People seem to think (1, 2, 3) that a wff can have nested quantifiers over the same variable, e.g., $\forall x(Px \wedge \exists x Qx)$.
However, consider the following argument:
- $\forall x \exists y Pxy$ (Premise)
- $\exists y P\hat{x}y$ (1, $\forall$E)
- $\forall y \exists y Pyy$ (2, $\forall$I)
This is clearly not valid, but what is wrong with it? According to wikipedia, the application of $\forall$I is wrong because $y$ occurs in 2.
Here is another invalid argument:
- $\forall x Pxc$ (Premise)
- $\exists x \forall x Pxx$ (1, $\exists$I)
This is considered invalid for a similar reason: the application of $\exists$I is wrong because $x$ occurs in 1.
But we wouldn't need these restrictions if we just banned nested quantifiers over the same variable. This seems like a simpler rule and we're not losing any expressive power. Does anyone set up predicate logic this way?

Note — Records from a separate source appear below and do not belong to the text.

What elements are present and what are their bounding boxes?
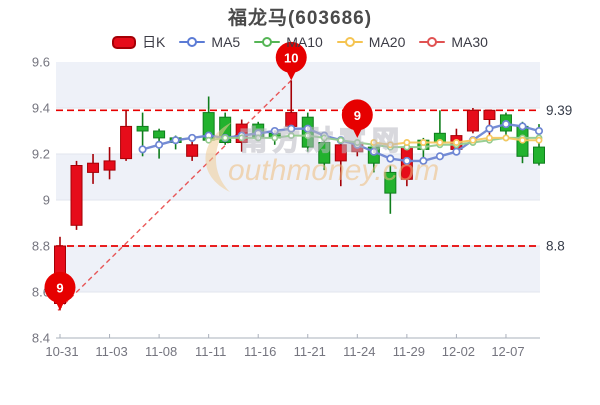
line-marker-icon xyxy=(336,37,363,47)
svg-text:12-02: 12-02 xyxy=(442,344,475,359)
svg-text:10: 10 xyxy=(284,50,298,65)
reference-line-9.39: 9.39 xyxy=(56,103,572,118)
candle-body xyxy=(483,109,496,121)
legend-item-ma30[interactable]: MA30 xyxy=(419,34,488,50)
svg-text:9: 9 xyxy=(354,108,361,123)
watermark: 南方财富网 outhmoney.com xyxy=(205,122,439,192)
trend-line xyxy=(57,79,292,311)
legend-item-ma10[interactable]: MA10 xyxy=(254,34,323,50)
svg-text:11-03: 11-03 xyxy=(95,344,127,359)
reference-line-label: 9.39 xyxy=(546,103,572,118)
svg-text:11-29: 11-29 xyxy=(393,344,425,359)
candle-body xyxy=(70,165,83,226)
candle-body xyxy=(87,162,100,173)
line-marker-icon xyxy=(419,37,446,47)
x-axis: 10-31 11-03 11-08 11-11 11-16 11-21 11-24 11-29… xyxy=(45,334,540,359)
candle-body xyxy=(318,142,331,164)
svg-text:南方财富网: 南方财富网 xyxy=(240,125,405,156)
ma-line-ma20 xyxy=(370,134,543,149)
legend-item-ma5[interactable]: MA5 xyxy=(179,34,240,50)
line-marker-icon xyxy=(254,37,281,47)
svg-text:9.4: 9.4 xyxy=(32,101,50,116)
signal-marker-9: 9 xyxy=(44,271,76,311)
signal-marker-10: 10 xyxy=(275,41,307,81)
svg-text:outhmoney.com: outhmoney.com xyxy=(228,154,439,187)
svg-text:9: 9 xyxy=(43,193,50,208)
svg-text:11-24: 11-24 xyxy=(343,344,375,359)
svg-text:9.2: 9.2 xyxy=(32,147,50,162)
legend-label: 日K xyxy=(142,34,166,50)
svg-text:9.6: 9.6 xyxy=(32,55,50,70)
candle-body xyxy=(334,144,347,162)
candle-body xyxy=(120,125,133,160)
svg-text:8.8: 8.8 xyxy=(32,239,50,254)
legend-label: MA30 xyxy=(451,34,488,50)
reference-line-8.8: 8.8 xyxy=(56,239,565,254)
svg-text:10-31: 10-31 xyxy=(45,344,78,359)
candle-body xyxy=(153,130,166,139)
line-marker-icon xyxy=(179,37,206,47)
candle-body xyxy=(285,112,298,127)
candle-body xyxy=(136,125,149,132)
signal-marker-9: 9 xyxy=(341,99,373,138)
svg-text:8.4: 8.4 xyxy=(32,331,50,346)
svg-text:11-08: 11-08 xyxy=(145,344,177,359)
candle-body xyxy=(533,146,545,164)
candle-swatch-icon xyxy=(112,35,137,49)
legend-label: MA20 xyxy=(368,34,406,50)
svg-text:11-11: 11-11 xyxy=(195,344,226,359)
legend-label: MA5 xyxy=(211,34,241,50)
legend-item-日k[interactable]: 日K xyxy=(112,32,165,52)
svg-text:11-21: 11-21 xyxy=(294,344,326,359)
svg-text:12-07: 12-07 xyxy=(491,344,524,359)
legend-item-ma20[interactable]: MA20 xyxy=(336,34,406,50)
chart-title: 福龙马(603686) xyxy=(227,8,373,29)
candle-body xyxy=(186,144,199,157)
candle-body xyxy=(384,171,397,194)
candle-body xyxy=(103,160,116,171)
svg-text:11-16: 11-16 xyxy=(244,344,276,359)
svg-text:9: 9 xyxy=(56,280,63,295)
legend-label: MA10 xyxy=(286,34,323,50)
reference-line-label: 8.8 xyxy=(546,239,565,254)
candle-body xyxy=(466,109,479,132)
legend: 日K MA5 MA10 MA20 MA30 xyxy=(0,31,600,53)
y-axis-labels: 9.69.49.298.88.68.4 xyxy=(32,55,50,346)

The issue is that that kind of rule requires awareness of the contents of smaller wffs. Think about the other rules - none of them say anything about "if such-and-such a symbol appears inside...". The rule you're proposing would look something like this: "If $\varphi$ is a wff, $v$ is a variable, and $\varphi$ does not include the strings '$\forall v$' or '$\exists v$', then $\forall v\varphi$ and $\exists v\varphi$ are wffs." This is significantly more complicated than any of the standard rules - and, because it "looks inside" $\varphi$, it makes standard techniques like induction on complexity of formula significantly more difficult. Think of it like a proof by induction (in ordinary arithmetic) where for some reason you had to use different rules whenever $n$ had a $2$ in its decimal expansion. Technically it wouldn't be a real obstacle - as long as the alternate rules had the same amount of power, you could still prove what you needed to prove - but it'd be super inconvenient.
It also wouldn't actually help the situations you're looking at. The arguments you presented would still be wrong, and the only reason would still be "because you can't do that"; it would just be "you can't write that sentence" instead of "you can't use that rule like that". So, to summarize: adding that rule to the construction of wffs would come at the cost of simplicity in a lot of proofs in the meta-language, and wouldn't improve the situation enough to make the difference.